We prove two general results about the preservation of extendible and $C^{(n)}$-extendible cardinals under a wide class of forcing iterations (Theorems 5.4 and 7.5). As applications we give new proofs of the preservation of Vop\v{e}nka's Principle and $C^{(n)}$-extendible cardinals under Jensen's iteration for forcing the GCH, previously obtained by Brooke-Taylor and Tsaprounis, res\-pectively. We prove that $C^{(n)}$-extendible cardinals are preserved by forcing with standard Easton-support iterations for any possible $\Delta_2$-definable behaviour of the power-set function on regular cardinals.
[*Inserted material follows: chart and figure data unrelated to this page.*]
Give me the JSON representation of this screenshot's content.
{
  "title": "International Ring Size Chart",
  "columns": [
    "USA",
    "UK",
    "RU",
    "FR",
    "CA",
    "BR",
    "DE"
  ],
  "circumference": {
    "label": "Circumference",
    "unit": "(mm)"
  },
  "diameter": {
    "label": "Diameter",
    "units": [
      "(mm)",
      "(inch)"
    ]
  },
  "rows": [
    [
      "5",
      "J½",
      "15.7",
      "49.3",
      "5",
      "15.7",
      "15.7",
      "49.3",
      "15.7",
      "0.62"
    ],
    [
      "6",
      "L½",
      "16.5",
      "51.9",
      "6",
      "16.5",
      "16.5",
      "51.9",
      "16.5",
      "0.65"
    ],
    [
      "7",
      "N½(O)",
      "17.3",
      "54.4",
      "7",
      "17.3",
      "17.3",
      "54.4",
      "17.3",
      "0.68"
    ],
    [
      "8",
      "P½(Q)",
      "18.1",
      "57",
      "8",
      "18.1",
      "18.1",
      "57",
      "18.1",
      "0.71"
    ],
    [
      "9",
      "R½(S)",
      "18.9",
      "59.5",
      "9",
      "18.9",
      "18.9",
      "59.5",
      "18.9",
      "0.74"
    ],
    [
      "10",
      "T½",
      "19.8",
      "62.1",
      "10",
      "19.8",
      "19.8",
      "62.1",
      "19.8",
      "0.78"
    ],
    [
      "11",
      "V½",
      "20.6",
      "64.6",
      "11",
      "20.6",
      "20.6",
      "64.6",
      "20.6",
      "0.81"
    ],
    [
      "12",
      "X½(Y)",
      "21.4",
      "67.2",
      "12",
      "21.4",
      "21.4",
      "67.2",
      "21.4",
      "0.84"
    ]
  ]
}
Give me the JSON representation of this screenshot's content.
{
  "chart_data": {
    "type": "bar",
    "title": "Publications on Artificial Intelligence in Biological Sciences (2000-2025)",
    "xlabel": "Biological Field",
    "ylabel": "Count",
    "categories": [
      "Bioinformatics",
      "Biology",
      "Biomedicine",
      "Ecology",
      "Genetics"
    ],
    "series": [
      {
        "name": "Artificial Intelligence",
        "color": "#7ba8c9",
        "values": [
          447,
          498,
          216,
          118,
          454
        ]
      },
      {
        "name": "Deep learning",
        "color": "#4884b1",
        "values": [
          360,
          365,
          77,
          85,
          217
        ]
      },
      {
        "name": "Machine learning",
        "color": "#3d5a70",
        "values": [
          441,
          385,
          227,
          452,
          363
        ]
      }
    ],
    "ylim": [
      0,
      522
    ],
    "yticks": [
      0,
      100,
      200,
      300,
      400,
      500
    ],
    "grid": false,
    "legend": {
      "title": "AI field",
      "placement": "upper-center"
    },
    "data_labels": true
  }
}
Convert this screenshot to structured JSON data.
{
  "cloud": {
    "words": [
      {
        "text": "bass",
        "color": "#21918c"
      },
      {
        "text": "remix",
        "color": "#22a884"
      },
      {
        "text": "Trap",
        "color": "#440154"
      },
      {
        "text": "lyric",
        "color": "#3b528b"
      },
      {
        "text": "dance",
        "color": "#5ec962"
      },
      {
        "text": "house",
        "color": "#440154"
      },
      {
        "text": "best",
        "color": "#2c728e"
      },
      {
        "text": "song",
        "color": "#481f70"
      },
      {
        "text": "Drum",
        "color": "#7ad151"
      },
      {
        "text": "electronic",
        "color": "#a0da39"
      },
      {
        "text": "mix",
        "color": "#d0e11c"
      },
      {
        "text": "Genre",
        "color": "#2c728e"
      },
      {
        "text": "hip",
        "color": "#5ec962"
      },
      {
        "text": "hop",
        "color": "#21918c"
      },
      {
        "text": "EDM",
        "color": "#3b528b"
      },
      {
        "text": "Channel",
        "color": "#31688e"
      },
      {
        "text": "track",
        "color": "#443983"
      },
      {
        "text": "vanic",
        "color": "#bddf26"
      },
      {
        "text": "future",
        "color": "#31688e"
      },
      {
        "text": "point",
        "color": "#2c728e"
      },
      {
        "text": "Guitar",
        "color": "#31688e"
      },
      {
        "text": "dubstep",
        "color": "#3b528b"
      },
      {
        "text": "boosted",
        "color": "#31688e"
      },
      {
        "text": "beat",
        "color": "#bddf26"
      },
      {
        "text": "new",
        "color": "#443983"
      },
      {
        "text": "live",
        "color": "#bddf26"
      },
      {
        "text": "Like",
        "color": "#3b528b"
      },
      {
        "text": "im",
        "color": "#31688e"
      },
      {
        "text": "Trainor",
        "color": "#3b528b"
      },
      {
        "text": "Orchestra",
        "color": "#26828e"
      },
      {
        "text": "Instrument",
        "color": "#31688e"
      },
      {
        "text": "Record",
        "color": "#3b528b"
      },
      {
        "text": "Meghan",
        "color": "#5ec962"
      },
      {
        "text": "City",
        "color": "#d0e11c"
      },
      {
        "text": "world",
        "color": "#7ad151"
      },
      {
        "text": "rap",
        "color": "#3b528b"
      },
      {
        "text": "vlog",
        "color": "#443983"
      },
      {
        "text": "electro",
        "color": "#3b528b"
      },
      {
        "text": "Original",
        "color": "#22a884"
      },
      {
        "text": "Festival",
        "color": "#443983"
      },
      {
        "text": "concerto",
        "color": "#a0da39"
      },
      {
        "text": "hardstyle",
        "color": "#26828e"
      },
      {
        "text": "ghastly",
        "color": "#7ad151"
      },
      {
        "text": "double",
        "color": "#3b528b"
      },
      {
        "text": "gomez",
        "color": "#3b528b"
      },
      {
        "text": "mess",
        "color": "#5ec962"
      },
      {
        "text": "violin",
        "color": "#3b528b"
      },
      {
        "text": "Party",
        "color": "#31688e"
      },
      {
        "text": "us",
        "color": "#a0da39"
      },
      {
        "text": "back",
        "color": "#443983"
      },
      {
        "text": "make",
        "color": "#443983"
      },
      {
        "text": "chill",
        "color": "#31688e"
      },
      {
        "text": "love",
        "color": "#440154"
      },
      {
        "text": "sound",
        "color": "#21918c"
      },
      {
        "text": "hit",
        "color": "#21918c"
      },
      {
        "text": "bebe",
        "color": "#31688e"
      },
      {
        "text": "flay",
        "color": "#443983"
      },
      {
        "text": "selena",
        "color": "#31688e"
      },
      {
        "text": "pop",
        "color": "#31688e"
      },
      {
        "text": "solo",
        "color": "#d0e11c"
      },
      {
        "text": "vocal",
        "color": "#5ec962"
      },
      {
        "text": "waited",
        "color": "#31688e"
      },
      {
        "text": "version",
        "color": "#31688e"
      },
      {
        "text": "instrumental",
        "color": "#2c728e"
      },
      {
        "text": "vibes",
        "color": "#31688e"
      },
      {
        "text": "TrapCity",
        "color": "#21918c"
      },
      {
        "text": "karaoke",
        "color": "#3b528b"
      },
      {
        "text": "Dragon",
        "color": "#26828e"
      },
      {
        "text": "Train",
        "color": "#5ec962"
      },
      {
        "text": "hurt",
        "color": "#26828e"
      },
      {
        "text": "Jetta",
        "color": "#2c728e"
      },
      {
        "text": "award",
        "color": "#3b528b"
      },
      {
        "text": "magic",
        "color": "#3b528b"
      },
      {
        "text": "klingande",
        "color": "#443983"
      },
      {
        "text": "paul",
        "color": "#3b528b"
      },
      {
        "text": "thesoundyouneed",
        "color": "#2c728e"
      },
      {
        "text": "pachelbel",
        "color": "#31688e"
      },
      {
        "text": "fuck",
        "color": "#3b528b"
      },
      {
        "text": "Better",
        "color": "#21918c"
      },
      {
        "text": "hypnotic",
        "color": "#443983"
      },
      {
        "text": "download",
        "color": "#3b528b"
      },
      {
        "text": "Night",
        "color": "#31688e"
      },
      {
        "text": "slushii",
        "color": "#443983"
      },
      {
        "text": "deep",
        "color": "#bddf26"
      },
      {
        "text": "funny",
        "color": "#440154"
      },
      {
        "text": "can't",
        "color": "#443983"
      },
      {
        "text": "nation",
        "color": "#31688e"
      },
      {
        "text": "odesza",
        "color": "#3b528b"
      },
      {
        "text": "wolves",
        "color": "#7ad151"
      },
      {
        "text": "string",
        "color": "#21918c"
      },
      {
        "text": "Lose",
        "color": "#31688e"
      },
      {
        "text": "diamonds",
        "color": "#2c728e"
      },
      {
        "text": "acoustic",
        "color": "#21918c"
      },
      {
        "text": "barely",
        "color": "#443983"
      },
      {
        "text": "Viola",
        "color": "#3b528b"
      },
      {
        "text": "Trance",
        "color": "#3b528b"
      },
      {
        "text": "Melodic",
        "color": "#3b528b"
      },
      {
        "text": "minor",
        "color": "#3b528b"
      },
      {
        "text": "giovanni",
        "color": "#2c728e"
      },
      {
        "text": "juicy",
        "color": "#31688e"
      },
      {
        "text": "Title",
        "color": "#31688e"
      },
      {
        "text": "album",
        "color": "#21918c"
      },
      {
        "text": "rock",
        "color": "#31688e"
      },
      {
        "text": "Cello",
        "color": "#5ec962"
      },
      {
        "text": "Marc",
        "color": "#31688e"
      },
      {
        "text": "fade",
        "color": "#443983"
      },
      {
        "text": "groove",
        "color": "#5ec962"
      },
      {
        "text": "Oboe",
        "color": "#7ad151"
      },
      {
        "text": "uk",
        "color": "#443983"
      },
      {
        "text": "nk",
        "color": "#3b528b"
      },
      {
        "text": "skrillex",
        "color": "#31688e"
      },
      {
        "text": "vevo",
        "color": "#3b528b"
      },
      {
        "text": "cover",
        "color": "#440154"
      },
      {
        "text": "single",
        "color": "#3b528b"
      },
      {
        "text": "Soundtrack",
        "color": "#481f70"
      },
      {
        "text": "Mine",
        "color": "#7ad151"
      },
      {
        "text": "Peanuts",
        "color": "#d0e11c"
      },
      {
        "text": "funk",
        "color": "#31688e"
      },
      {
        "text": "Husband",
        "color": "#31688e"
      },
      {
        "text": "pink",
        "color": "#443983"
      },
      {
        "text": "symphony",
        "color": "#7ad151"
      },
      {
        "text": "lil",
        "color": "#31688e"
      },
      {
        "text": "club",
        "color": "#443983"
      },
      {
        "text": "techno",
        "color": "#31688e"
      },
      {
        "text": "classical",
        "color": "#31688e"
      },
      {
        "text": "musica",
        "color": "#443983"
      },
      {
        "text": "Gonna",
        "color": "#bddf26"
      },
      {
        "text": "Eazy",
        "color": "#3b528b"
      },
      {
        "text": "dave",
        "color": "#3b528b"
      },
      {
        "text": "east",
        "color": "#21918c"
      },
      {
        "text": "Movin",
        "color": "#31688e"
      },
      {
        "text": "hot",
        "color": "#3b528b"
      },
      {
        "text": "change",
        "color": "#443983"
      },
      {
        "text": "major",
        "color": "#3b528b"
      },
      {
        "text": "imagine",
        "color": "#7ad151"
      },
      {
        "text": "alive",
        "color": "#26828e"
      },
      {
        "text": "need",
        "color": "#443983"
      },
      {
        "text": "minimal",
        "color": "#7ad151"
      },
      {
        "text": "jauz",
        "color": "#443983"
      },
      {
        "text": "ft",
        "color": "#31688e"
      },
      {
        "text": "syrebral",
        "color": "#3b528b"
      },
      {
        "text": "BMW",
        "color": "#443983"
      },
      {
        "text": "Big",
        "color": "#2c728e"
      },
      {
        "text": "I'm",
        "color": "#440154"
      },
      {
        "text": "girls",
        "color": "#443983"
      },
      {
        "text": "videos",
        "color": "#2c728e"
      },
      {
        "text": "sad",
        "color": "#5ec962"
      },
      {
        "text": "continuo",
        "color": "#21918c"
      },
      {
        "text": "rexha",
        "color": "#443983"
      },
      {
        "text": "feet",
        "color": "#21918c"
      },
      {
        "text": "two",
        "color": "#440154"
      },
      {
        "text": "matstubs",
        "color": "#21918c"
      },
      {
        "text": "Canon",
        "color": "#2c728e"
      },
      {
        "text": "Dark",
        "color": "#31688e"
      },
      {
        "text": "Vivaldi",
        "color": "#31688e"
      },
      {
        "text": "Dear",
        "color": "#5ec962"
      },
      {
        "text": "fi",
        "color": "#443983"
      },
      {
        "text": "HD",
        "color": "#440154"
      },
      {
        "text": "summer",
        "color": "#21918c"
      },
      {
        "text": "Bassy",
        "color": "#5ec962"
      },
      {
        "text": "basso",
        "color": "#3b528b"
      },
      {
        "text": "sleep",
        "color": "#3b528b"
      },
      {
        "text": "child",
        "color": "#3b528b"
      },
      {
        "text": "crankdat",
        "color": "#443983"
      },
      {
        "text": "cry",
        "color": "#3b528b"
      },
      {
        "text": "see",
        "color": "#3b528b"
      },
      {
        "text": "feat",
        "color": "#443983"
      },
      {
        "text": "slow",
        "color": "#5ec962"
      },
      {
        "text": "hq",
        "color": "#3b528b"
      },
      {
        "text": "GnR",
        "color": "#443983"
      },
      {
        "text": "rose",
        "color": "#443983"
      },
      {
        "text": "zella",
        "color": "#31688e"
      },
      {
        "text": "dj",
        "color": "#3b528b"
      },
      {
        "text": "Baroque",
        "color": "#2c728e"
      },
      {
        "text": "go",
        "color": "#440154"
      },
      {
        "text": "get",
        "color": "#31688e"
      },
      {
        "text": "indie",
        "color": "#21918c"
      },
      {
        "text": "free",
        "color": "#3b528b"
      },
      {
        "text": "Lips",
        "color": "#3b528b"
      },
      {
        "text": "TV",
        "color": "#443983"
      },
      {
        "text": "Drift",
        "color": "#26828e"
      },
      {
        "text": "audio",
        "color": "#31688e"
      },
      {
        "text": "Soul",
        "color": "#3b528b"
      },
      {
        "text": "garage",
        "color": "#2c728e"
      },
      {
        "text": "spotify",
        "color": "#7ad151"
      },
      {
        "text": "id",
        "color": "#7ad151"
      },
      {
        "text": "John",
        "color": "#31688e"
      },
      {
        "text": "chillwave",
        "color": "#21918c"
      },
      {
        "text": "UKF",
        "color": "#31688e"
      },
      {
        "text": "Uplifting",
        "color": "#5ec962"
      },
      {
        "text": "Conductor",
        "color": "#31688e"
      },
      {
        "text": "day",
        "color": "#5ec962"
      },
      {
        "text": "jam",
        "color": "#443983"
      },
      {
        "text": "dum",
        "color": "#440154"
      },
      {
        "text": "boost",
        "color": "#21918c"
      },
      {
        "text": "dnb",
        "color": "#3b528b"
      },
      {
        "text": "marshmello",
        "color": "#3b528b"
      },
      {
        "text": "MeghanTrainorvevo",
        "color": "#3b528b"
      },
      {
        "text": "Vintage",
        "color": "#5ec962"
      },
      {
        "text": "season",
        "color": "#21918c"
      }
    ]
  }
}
We show that one can force proper class-many disagreements between the universe and HOD with respect to the calculation of successors of regular cardinals, while preserving $C^{(n)}$-extendible cardinals. We also show, assuming the GCH, that the class forcing iteration of Cummings-Foreman-Magidor for forcing $\diamondsuit_{\kappa^+}^+$ at every $\kappa$ preserves $C^{(n)}$-extendible cardinals. We give an optimal result on the consistency of weak square principles and $C^{(n)}$-extendible cardinals. In the last section we prove another preservation result for $C^{(n)}$-extendible cardinals under very general (not necessarily definable or weakly homogeneous) class forcing iterations. As applications we prove the consistency of $C^{(n)}$-extendible cardinals with $\rm{V}=\rm{HOD}$, and also with $\mathrm{GA}$ (the Ground Axiom) plus $\mathrm{V}\neq \mathrm{HOD}$, the latter being a strengthening of a result by Hamkins, Reitz and Woodin.